Mi problema no es platicar, sino descubrir que no se trata de saber sino de enseñar. Cada vez, el solitario conductor enseña lecciones mientras siquiera pone atención a las respuestas del cliente.
"Usted tiene cara de abogado"
"Soy profe, señor"
"¿Profe? ¿Y es feliz?" Antes de que le responda su monólogo ya despegó.

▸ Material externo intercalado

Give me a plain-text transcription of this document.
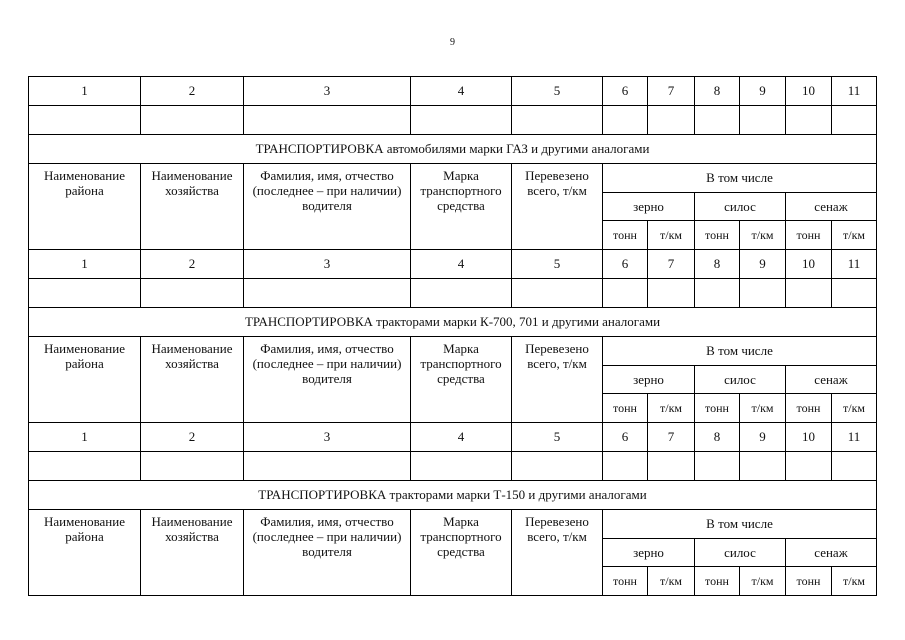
9
1	2	3	4	5	6	7	8	9	10	11

ТРАНСПОРТИРОВКА автомобилями марки ГАЗ и другими аналогами										
Наименование района	Наименование хозяйства	Фамилия, имя, отчество (последнее – при наличии) водителя	Марка транспортного средства	Перевезено всего, т/км	В том числе					
					зерно		силос		сенаж	
					тонн	т/км	тонн	т/км	тонн	т/км
1	2	3	4	5	6	7	8	9	10	11

ТРАНСПОРТИРОВКА тракторами марки К-700, 701 и другими аналогами										
Наименование района	Наименование хозяйства	Фамилия, имя, отчество (последнее – при наличии) водителя	Марка транспортного средства	Перевезено всего, т/км	В том числе					
					зерно		силос		сенаж	
					тонн	т/км	тонн	т/км	тонн	т/км
1	2	3	4	5	6	7	8	9	10	11

ТРАНСПОРТИРОВКА тракторами марки Т-150 и другими аналогами										
Наименование района	Наименование хозяйства	Фамилия, имя, отчество (последнее – при наличии) водителя	Марка транспортного средства	Перевезено всего, т/км	В том числе					
					зерно		силос		сенаж	
					тонн	т/км	тонн	т/км	тонн	т/км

"A mi me toca ver jóvenes todo el tiempo. La mayoría se ve de lejos que no valen madre. Llegan crudos el lunes a su primera clase. Yo lo perdí todo por el alcohol. Era empresario, tenía familia, tenía amigos ¿sabe quién quedó cuando se acabó el dinero? Nadie. Tuve problemas hasta para mantener relaciones sexuales. El psicólogo me dijo que era por tanto tomar y por depresión. Conocí a una mujer espectacular a la que no pude hacerle nada. Nada joven. Nunca me funcionó. Era una mujerzota alta y deportista. Una diosa ¿sabe cuándo pude volver a tener relaciones? Una noche después de dos años de impotencia me soñé con una mujer hermosa pero sin cara. Por más que intentaba verla tenía velos en el rostro. La penetré, la hice mía completamente pero nunca le pude ver la cara. Después de ese día todo funciona bien. Le pedí perdón a mi exesposa, ahora ella no tiene pareja pero entendemos que ya no funcionará."
Le pago y le doy las gracias. El vuelo sale en una hora. El taxi se va, a lo lejos lo veo pararse en un puente y tomar otro cliente.